The United States on Saturday hailed the Taliban’s commitment that no one will be prevented from traveling out of Afghanistan after August 31, the deadline President Joe Biden has set for all U.S. and NATO troops to exit the country.
Zalmay Khalilzad, special U.S. envoy for Afghan peace, made the remarks a day after a central Taliban leader in a televised address said that Afghans with valid documents and passports would be free to travel to the country of their choice — by air or by land — beyond the deadline.
“The statement is positive. We, our allies, and the international community will hold them to these commitments,” Khalilzad wrote on Twitter.
Friday’s address by Sher Mohammad Abbas Stanikzai, deputy head of the Taliban’s Qatar-based political commission, was aimed at easing fears his Islamist movement might not permit safe passage for Americans, for third-country nationals, and for Afghans who worked with foreign forces in the country past August 31.
“Let the foreign forces withdraw first … and then our compatriots — whether they have worked with the Americans or otherwise — may leave the country if they want and for whatever reason there may be. All airports, particularly Kabul airport, will be open for their travel,” Stanikzai said.

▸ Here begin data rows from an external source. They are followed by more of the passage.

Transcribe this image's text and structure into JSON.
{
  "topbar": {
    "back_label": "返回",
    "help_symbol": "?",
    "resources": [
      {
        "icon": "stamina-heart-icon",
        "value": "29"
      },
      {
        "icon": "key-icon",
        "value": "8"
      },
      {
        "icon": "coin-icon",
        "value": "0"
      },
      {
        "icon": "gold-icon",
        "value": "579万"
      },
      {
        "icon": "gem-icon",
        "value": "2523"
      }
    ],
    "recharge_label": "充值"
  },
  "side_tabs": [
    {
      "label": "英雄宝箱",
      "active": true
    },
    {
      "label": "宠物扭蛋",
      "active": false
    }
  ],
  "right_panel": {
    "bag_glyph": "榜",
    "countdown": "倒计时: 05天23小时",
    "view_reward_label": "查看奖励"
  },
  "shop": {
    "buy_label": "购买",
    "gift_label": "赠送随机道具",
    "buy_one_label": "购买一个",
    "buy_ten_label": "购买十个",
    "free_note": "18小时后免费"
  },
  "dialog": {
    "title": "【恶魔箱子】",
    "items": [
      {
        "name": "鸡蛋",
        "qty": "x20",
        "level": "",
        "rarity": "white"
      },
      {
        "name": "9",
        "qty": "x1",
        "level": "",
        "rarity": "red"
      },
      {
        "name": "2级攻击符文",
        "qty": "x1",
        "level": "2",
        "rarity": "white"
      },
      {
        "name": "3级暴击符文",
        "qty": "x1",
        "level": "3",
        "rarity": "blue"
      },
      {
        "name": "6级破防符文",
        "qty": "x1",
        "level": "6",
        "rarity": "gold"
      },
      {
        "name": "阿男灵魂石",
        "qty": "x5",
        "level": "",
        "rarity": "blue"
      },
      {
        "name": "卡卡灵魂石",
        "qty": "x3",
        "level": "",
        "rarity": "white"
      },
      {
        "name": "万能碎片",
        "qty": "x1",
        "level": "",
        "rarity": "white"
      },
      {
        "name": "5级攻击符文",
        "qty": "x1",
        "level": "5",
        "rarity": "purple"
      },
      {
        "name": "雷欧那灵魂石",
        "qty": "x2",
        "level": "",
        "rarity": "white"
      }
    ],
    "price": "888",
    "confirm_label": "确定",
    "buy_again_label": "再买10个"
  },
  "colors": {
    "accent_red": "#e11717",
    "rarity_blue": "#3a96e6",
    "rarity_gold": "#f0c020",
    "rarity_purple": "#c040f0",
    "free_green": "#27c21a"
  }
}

Thousands of people, including journalists, former government officials and civil society activists, have struggled to get on the last flights leaving the Afghan capital’s beleaguered international airport before the deadline for the Western evacuation operation.
Suicide bomber
On Thursday, a suicide bomber blew himself up on the perimeter of Kabul’s airport, killing about 170 people, including 13 U.S. service members. An Islamic State affiliate in Afghanistan claimed responsibility for the carnage.

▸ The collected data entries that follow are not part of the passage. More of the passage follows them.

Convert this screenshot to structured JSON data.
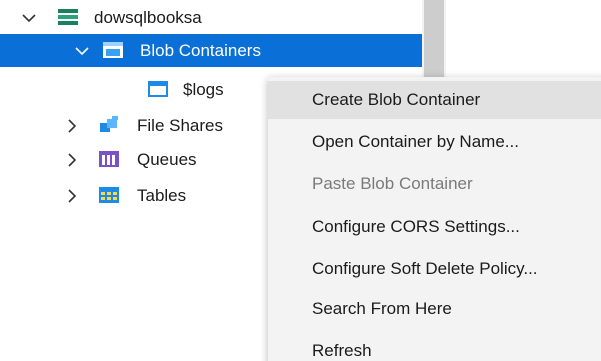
{
  "tree": {
    "items": [
      {
        "label": "dowsqlbooksa",
        "icon": "storage-account-icon",
        "expanded": true,
        "selected": false
      },
      {
        "label": "Blob Containers",
        "icon": "blob-container-icon",
        "expanded": true,
        "selected": true
      },
      {
        "label": "$logs",
        "icon": "container-icon",
        "selected": false
      },
      {
        "label": "File Shares",
        "icon": "file-share-icon",
        "expanded": false,
        "selected": false
      },
      {
        "label": "Queues",
        "icon": "queue-icon",
        "expanded": false,
        "selected": false
      },
      {
        "label": "Tables",
        "icon": "table-icon",
        "expanded": false,
        "selected": false
      }
    ]
  },
  "context_menu": {
    "items": [
      {
        "label": "Create Blob Container",
        "state": "highlighted"
      },
      {
        "label": "Open Container by Name...",
        "state": "enabled"
      },
      {
        "label": "Paste Blob Container",
        "state": "disabled"
      },
      {
        "label": "Configure CORS Settings...",
        "state": "enabled"
      },
      {
        "label": "Configure Soft Delete Policy...",
        "state": "enabled"
      },
      {
        "label": "Search From Here",
        "state": "enabled"
      },
      {
        "label": "Refresh",
        "state": "enabled"
      }
    ]
  },
  "colors": {
    "selection": "#0a6fd6",
    "menu_background": "#f3f3f3",
    "menu_highlight": "#e1e1e1",
    "disabled_text": "#7a7a7a",
    "scrollbar_thumb": "#cdcdcd"
  }
}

The scramble to leave the country stemmed from fears the Taliban’s return to power in Kabul would see the imposition of their strict version of Islamic laws in Afghanistan, which the fundamentalist group had enforced during its rule from 1996 to 2001.

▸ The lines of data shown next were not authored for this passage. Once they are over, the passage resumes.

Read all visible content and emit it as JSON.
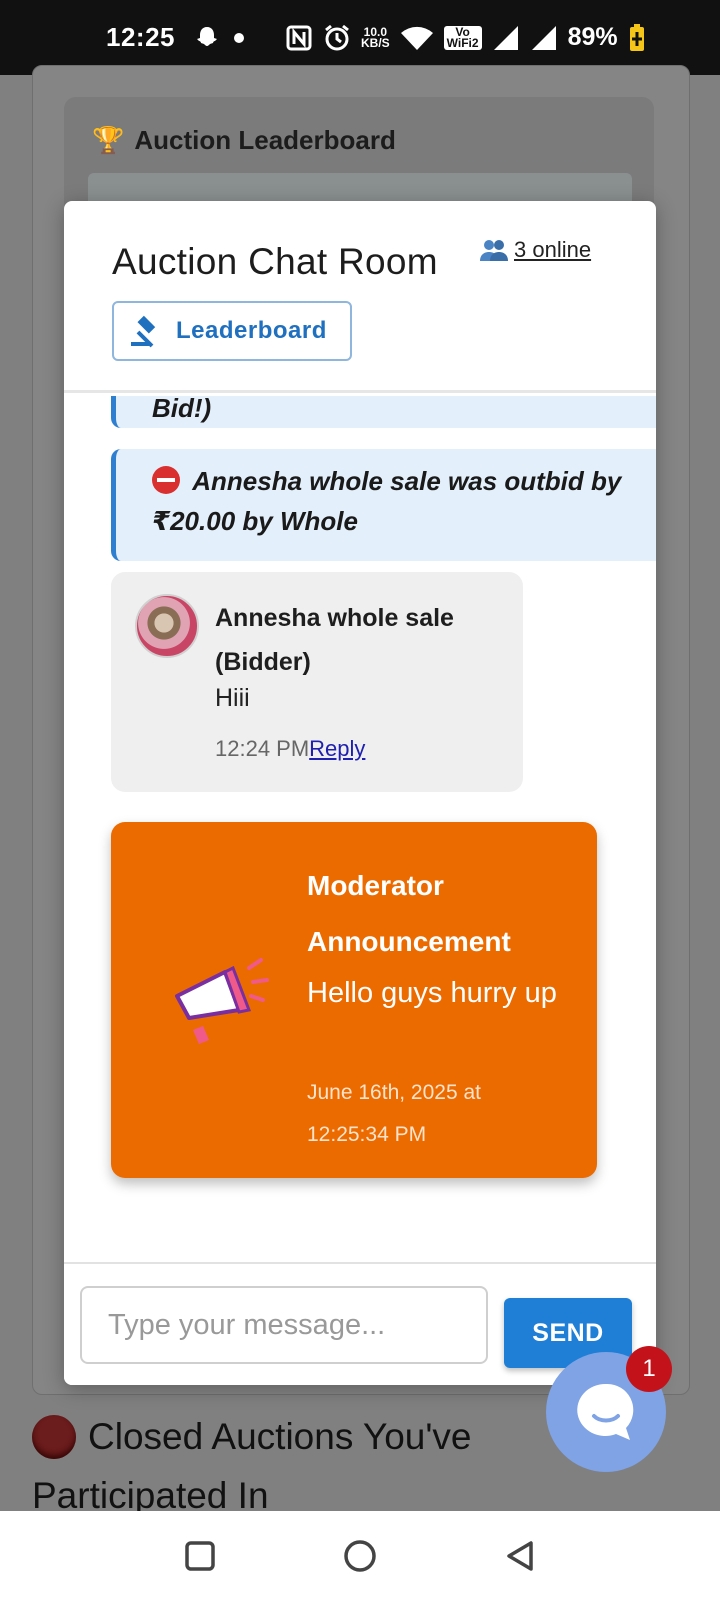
{
  "status_bar": {
    "time": "12:25",
    "net_speed_top": "10.0",
    "net_speed_bottom": "KB/S",
    "vowifi_top": "Vo",
    "vowifi_bottom": "WiFi2",
    "battery": "89%"
  },
  "background": {
    "leaderboard_title": "Auction Leaderboard",
    "closed_auctions_line1": "Closed Auctions You've",
    "closed_auctions_line2": "Participated In"
  },
  "modal": {
    "title": "Auction Chat Room",
    "online_count": "3 online",
    "leaderboard_button": "Leaderboard"
  },
  "messages": {
    "system_top_partial": "Bid!)",
    "system_outbid": "Annesha whole sale was outbid by ₹20.00 by Whole",
    "chat": {
      "sender": "Annesha whole sale (Bidder)",
      "text": "Hiii",
      "time": "12:24 PM",
      "reply_label": "Reply"
    },
    "announcement": {
      "title": "Moderator Announcement",
      "text": "Hello guys hurry up",
      "date": "June 16th, 2025 at 12:25:34 PM"
    }
  },
  "input": {
    "placeholder": "Type your message...",
    "send_label": "SEND"
  },
  "chat_fab": {
    "badge": "1"
  },
  "colors": {
    "accent": "#1f7fd7",
    "announcement": "#ec6b00",
    "badge": "#c4121b"
  }
}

The Taliban at the time barred women from leaving their homes without a male relative, barred girls from receiving an education, and banned music, among other controversial measures, leading to international isolation of Afghanistan.
The Islamist group has now promised to institute what it says will be an “inclusive Islamic government” in Kabul, saying the arrangement respects human rights, particularly the rights of women to study and work.
In his Friday speech, Stanikzai urged Afghans to unite to rebuild their war-ravaged country, saying trained and educated people also should come back to join the effort.
The Taliban seized control of the national capital on August 15, capping a weeklong military campaign that brought 33 of Afghanistan’s 34 provinces under the group’s control in the face of a dramatic collapse of the U.S.-backed government in Kabul and its security forces.
The Islamist group is under pressure from the U.S. and neighboring countries to live up to public pledges that it would include all Afghans in the way it runs the country and would respect human rights to avoid Afghanistan’s international isolation.
The Taliban instructed female public health workers Friday to return to their regular duties, and they have allowed female television presenters to broadcast news as usual.
The governor of the southern Afghan province of Kandahar, which is known as the Taliban’s birthplace, earlier in the week told a gathering of Islamic clerics that men would not be forced to grow beards and people would not be forced to stop listening to music.
Critics have doubts
Domestic and foreign critics, however, remain skeptical about whether the Islamist group will deliver on its pledges.
“I think I should be really clear here: There’s no rush to recognition of any sort by the United States or any international partners we have talked to,” White House press secretary Jen Psaki told reporters Friday when asked if the Taliban were asking Washington for recognition.